— Геноторроиды стояли в залах. В каждом по два или три. Они использовались только на полигоне. Теперь понимаешь? Их нельзя было использовать вне полигона, запрещалось категорически!
— Ну и что?
— Это Полигон, Иван!
Местность была пустынной, плоской, на ней и впрямь можно было гонять всякую технику, проводить испытания. И потому Иван, ещё раз осмотрев окрестности, согласился.
— Таких полигонов и на Земле и во Вселенной тьма-тьмущая, — сказал он с улыбкой.
— Нет Иван. Полигон один! — оборвала его Алена самым серьёзным образом. Таких совпадений не бывает. Предбанник. Этот осколок. Моя память…
— Ты ещё не совсем проснулась, милая, — Иван обнял её.
— Пусть я не совсем проснулась! Но я пробуждаюсь, я обретаю себя, Иван. А ты ещё спишь! — Она посмотрела на него как-то печально, словно заглядывая в будущее и видя там нечто страшное, касающееся их двоих. — Ты ещё спишь. И я боюсь за тебя… — она помолчала и добавила: и за себя тоже, Иван. Нам не выбраться отсюда. Из Полигона нет выхода.
И снова над их головами промелькнула тень большой птицы.
— Не нравится мне всё это, — проговорил Иван. Он хотел добавить ещё что-то. Но не успел.
Голова была на удивление ясной, чистой и пустой. Казалось, подвесь внутри её колокольчик или хотя бы один его язычок, и зазвенит она, загудит переливами и звонами. Откуда пришла в него эта ясность и пустота, Иван не понимал. Он вообще ничегошеньки не понимал. Ему ни с того, ни с сего привиделось вдруг, что некая незримая сила вытащила из его черепной коробки все мозги, разложила их на прозрачно-невидимой плоскости и перебирает-перемывает их помаленьку. Ощущение было новое и непонятное, но ничего неприятного, болезненного в нём не было. Только журчал будто бы звонкий ручеёчек. Овевало ветерком, да распутывало всё склубившееся в мозгах, вытягивая ниточку за ниточкой, паутинку за паутинкой. И было это всё в какой-то светлой, напоенной голубизной тьме-полумраке. Будто сказочные сумерки сгустились перед глазами, завесили всё пеленою неизъяснимого. А что было до сумерек? Пустыня. Монстры-здоровяки. Алена.

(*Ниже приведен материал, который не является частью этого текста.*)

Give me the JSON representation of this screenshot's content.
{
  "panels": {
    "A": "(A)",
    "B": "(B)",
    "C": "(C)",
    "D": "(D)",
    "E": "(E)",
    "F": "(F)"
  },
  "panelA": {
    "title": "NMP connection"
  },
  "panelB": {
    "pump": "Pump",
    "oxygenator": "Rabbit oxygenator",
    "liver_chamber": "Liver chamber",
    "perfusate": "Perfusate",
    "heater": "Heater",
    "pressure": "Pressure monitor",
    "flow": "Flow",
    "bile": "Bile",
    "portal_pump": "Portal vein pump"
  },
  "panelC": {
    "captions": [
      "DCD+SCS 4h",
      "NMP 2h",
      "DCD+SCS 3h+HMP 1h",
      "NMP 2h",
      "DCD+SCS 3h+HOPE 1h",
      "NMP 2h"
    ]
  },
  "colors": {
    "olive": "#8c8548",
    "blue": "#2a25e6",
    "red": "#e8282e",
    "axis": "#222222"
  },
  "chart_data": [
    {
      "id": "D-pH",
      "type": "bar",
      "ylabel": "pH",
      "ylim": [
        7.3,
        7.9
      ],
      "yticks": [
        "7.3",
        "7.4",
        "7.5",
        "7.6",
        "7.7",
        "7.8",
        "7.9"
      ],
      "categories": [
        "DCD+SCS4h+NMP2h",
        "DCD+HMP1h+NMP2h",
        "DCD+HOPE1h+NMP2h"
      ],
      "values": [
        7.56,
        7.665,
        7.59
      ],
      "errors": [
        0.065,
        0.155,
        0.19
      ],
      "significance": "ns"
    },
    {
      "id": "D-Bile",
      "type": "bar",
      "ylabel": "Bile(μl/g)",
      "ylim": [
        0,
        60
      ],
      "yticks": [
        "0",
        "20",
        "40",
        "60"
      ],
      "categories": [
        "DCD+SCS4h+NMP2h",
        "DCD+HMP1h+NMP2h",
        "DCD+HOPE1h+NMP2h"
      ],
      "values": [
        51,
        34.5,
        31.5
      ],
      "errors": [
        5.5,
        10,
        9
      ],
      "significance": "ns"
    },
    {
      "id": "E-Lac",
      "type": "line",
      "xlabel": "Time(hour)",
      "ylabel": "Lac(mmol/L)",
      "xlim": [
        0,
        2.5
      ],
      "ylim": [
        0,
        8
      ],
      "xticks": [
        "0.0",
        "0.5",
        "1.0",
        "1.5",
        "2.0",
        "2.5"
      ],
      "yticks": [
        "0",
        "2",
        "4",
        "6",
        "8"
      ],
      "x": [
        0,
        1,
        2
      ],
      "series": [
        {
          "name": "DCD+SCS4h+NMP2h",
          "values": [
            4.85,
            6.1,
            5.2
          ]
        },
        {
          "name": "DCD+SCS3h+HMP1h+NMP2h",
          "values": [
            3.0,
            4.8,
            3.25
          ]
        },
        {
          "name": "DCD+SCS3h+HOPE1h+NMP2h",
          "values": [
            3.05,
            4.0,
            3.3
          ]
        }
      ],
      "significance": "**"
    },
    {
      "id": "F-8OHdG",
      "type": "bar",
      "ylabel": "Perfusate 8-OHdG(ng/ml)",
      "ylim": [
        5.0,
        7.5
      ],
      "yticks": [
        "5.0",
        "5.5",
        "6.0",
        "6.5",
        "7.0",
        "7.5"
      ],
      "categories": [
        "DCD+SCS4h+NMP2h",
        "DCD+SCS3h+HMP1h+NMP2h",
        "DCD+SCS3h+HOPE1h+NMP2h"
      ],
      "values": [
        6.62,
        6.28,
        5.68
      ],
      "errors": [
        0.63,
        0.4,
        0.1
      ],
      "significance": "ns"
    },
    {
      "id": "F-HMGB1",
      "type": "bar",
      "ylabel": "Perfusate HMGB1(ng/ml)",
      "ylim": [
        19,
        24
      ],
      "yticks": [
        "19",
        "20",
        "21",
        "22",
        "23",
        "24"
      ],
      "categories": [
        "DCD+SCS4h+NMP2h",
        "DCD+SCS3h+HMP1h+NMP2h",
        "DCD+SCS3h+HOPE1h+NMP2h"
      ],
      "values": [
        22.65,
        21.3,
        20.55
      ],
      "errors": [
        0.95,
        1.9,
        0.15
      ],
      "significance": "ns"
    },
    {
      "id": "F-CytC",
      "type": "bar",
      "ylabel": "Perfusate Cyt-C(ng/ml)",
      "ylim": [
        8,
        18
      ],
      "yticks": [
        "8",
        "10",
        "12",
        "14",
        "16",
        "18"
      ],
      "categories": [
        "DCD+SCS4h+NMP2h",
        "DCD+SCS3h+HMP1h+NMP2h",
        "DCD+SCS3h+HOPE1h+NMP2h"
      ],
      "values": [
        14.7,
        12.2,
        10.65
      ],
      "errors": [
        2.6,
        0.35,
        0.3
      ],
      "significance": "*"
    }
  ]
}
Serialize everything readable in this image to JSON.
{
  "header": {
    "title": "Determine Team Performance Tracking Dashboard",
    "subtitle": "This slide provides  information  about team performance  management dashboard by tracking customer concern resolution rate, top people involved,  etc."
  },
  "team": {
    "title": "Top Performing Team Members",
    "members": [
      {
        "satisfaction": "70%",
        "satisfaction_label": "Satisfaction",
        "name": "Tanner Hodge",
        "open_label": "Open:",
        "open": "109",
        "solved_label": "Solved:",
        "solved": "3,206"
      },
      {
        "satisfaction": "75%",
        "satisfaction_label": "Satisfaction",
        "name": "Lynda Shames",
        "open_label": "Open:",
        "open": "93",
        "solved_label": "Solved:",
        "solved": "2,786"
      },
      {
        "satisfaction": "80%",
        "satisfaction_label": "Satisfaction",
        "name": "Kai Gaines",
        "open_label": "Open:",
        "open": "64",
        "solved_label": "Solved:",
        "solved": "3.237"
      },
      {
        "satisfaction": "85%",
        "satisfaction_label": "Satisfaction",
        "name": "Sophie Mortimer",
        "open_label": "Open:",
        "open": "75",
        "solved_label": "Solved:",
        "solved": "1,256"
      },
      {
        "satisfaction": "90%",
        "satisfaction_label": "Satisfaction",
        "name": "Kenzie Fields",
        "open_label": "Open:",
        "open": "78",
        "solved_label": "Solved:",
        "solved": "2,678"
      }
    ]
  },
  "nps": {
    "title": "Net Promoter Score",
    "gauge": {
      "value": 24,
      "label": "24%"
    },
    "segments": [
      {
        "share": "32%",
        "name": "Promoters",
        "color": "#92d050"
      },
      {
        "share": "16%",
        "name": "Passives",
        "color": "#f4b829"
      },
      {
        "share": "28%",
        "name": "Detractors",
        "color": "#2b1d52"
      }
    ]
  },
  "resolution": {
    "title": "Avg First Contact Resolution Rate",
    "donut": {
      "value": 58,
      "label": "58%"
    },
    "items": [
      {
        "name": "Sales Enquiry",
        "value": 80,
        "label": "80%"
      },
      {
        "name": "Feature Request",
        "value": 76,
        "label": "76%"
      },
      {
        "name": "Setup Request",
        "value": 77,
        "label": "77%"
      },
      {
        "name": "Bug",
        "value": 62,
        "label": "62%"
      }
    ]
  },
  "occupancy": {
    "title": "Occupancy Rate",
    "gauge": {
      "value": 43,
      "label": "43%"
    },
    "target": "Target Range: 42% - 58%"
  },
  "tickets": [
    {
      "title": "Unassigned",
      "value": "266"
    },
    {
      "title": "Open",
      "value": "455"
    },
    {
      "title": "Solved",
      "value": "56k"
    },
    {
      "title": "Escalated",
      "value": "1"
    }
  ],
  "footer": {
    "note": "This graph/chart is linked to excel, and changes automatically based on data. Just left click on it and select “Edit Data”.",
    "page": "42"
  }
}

Бездыханное тело. И ещё что-то… ах, вот, птица, большая птица.
Иван попробовал открыть глаза. Не получилось. Будто свинцовые валики придавили веки. Он повернул голову — шея слушалась его плохо, но слушалась.
А голова была тяжёлой, словно чугунное ядро. Он попробовал пошевелить руками, ногами. Нет, не получалось. Попался! Эта мысль насквозь прожгла Ивана — от затылка до пяток, пронзила тупой иглой сердце. Попался! Они его захватили, связали, ослепили. Это Смерть. И тут же ещё большей болью ударило — Алена!! Где она?! Что с ней! Он рванулся со всей силы. И почувствовал, как незримые путы впились в мышцы ног, рук и спины. Он связан. Они привязали его к чему-то. Невероятным титаническим усилием Иван приподнял веки. И вздрогнул. Прямо в глаза ему смотрела та самая, немигающая большая птица. Никогда ему не доводилось сталкиваться с таким взглядом. У живого существа не могло быть таких глаз. Это были не глаза, а жёлтые локаторы, прощупывающие тебя насквозь, прожигающие, пронизывающие и вместе с тем абсолютно холодные, бесстрастные, мертвые. Глаза эти затмевали всё на страшном высохшем получеловеческом лице с огромными надбровными дугами, куполообразным черепом и хищным, выдающимся далеко вперёд, совсем не птичьим носом, полускрывающим маленький безгубый рот…
Птица молчала.
И Иван молчал.
Чувства постепенно возвращались к нему. И теперь он явственно ощущал спиной холодный шершавый камень, к которому был привязан, песок под ступнями, даже лёгкий и сырой сквозняк он чувствовал обнаженным беспомощным телом.
— Ну и что дальше? — спросил он, еле ворочая языком. Птица с человеческой головой промолчала.
— Понятно, — заключил Иван.
Надежды на милость не было.
Он дёрнулся ещё раз, и ещё. Но путы держали крепко.
Жёлтые глаза-локаторы продолжали прожигать его мозг, прощупывать.